The Regional Director’s response to all this, “We have faith in TransCanada’s program.” HA! Obviously the idea of faith-based regulation is ludicrous to begin with, but even more so, now that it’s clear PHMSA does NOT have faith in TransCanada’s process (implication of first new special condition), it’s left without any explanation as to why it will not consider shutting down KXL South, at least for retesting.

So here we are, months later, after being told by PHMSA that it will not ask TransCanada for additional inline testing because it has faith and trust in TransCanada’s process, only to find out that actually PHMSA believes an entirely new quality management process is necessary before TransCanada is allowed to build the northern leg.

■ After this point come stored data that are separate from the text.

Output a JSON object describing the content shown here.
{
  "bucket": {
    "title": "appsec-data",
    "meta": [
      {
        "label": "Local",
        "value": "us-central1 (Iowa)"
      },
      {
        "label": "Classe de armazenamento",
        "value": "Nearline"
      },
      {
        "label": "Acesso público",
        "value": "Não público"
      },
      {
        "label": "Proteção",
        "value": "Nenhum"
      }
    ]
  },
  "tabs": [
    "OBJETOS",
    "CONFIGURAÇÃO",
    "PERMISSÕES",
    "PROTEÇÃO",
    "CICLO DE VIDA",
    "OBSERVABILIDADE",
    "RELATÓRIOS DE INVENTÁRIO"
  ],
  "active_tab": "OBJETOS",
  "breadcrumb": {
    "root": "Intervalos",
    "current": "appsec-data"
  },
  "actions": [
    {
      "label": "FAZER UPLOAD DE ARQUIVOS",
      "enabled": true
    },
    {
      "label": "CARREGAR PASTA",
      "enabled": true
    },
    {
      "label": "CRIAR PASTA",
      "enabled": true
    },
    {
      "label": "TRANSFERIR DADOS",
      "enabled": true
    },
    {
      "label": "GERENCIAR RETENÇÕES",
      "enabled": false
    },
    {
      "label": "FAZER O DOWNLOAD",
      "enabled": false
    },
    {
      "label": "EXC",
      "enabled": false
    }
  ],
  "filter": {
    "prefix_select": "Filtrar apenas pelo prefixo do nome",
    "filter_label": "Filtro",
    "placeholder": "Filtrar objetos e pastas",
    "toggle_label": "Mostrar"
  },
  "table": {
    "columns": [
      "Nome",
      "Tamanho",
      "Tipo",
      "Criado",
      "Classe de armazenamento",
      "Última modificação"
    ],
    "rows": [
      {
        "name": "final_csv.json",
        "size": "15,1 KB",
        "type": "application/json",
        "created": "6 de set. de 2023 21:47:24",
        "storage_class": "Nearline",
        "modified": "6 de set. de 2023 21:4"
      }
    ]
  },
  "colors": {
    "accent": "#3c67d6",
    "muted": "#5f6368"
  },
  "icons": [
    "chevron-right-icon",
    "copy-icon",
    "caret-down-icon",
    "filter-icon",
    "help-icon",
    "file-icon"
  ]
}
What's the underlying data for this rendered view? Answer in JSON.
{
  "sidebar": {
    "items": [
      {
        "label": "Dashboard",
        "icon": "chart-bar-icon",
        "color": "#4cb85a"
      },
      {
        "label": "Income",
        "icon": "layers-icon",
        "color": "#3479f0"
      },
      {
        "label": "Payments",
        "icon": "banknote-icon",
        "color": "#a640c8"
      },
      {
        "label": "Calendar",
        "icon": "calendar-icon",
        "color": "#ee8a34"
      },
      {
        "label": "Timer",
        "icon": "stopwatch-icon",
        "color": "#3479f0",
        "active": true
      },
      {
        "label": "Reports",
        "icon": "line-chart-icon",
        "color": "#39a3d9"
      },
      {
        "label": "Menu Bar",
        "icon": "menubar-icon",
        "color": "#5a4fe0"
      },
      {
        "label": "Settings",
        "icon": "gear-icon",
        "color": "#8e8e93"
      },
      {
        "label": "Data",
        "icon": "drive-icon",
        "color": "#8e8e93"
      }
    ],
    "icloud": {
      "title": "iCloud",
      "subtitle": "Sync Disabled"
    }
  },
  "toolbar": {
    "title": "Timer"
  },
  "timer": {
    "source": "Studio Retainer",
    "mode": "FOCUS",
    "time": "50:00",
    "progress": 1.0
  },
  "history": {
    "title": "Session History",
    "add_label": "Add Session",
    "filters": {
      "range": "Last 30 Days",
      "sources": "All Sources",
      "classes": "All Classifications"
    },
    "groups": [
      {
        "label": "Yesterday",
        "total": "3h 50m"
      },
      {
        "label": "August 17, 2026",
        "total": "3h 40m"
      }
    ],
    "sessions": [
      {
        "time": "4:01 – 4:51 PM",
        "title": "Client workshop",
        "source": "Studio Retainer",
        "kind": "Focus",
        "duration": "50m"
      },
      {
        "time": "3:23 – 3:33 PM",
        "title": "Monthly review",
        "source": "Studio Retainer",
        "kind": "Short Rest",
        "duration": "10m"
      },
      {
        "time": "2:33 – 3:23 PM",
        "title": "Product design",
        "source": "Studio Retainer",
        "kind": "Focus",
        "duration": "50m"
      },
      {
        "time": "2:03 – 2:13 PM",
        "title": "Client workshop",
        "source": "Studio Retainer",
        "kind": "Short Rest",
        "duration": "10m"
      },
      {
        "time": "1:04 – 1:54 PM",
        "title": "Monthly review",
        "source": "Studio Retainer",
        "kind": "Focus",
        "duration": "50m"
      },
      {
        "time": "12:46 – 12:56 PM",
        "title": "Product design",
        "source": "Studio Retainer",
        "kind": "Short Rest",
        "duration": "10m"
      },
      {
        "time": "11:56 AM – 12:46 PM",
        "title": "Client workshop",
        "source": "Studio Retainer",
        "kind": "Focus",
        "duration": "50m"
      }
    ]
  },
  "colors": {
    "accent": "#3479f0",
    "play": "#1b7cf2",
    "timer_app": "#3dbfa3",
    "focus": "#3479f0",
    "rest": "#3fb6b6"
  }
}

Regulatory inaction has major implications for those living along the route of Keystone south. Do communities have to wait until there’s a major leak, perhaps a few destroyed waterways, before the problems with this pipeline are addressed? It’s time for PHMSA to move up and do the job it’s charged with, making sure pipelines are built safely and according to code, or not at all (preferably). The first step PHMSA should take is to turn KXL off and retest.